Does a look-ahead to make sure it is not inside a closing tag; but can be at the end of a string. There is probably a better way to look for what is in the paragraph tags but you need to avoid being too greedy (a .+? will not suffice).
使用
two三步流程。首先,祈祷一切顺利。其次,首先,删除所有嵌套的内容。然后得到你的结果。剩下的一切现在都不是嵌套的。
(这是 Perl。不知道它在 PHP 中会有什么不同)。
Use a
twothree step process. First, pray that everything is well formed. Second,First,remove everything that is nested.Then get your result. Everything that is left is now not nested.

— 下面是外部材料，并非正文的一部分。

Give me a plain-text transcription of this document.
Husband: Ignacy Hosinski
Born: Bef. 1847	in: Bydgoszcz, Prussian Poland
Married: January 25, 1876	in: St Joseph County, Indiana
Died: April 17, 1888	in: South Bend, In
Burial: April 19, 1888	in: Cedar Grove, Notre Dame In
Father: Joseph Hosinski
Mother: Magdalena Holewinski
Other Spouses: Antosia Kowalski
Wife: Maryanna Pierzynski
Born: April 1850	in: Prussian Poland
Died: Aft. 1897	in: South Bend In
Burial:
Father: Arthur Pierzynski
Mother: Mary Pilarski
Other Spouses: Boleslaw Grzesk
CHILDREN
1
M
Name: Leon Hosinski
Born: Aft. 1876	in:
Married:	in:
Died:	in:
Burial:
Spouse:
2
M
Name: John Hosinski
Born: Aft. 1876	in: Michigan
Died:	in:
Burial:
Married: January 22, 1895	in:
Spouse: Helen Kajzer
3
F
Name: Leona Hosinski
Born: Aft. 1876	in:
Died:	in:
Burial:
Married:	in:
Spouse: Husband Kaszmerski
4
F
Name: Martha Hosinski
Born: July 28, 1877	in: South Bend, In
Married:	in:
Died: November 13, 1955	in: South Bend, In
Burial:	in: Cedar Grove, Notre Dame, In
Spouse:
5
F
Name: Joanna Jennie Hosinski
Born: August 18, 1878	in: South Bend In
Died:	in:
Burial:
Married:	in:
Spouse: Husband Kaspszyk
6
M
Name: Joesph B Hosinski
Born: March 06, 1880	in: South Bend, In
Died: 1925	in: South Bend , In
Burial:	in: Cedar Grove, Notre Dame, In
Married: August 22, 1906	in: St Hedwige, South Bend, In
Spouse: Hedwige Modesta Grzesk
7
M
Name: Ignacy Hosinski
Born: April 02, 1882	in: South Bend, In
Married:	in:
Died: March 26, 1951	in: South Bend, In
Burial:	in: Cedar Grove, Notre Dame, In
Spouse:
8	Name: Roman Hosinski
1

(this is Perl. Don't know how different it would look in PHP).
“你不应该使用正则表达式来解析 HTML。”
每个人都这么说,但没有人真正提供如何实际做到这一点的例子,他们只是宣讲而已。好吧,由于 Levi Morrison 的一些动机,我决定阅读
DomDocument
并计算知道如何去做。对于每个说“哦,学习解析器太难了,我就使用正则表达式”的人。嗯,我以前从未使用过
DomDocument
或 XPath 做过任何事情,这花了我 10 分钟。去阅读 DomDocument 上的文档。 php.net/manual/en/class.domdocument.php" rel="nofollow noreferrer">DomDocument
并按照您应该的方式解析 HTML。"You shouldn't use regex to parse HTML."
It is what everybody says but nobody really offers an example of how to actually do it, they just preach it. Well, thanks to some motivation from Levi Morrison I decided to read into
DomDocument
and figure out how to do it.To everybody that says "Oh, it is too hard to learn the parser, I'll just use regex." Well, I've never done anything with
DomDocument
or XPath before and this took me 10 minutes. Go read the docs onDomDocument
and parse HTML the way you're supposed to.您可能想看看这篇文章关于使用正则表达式解析 HTML。
由于 HTML 不是常规语言(而正则表达式是),因此您无法使用 Regex 拆分任意 HTML 块。使用 HTML 解析器,它会比尝试拼凑一些正则表达式更顺利地完成工作。
You might want to have a look at this post about parsing HTML with Regex.
Because HTML is not a regular language (and Regular Expressions are), you can't pares out arbitrary chunks of HTML using Regex. Use an HTML parser, it'll get the job done considerably more smoothly than trying to hack together some regex.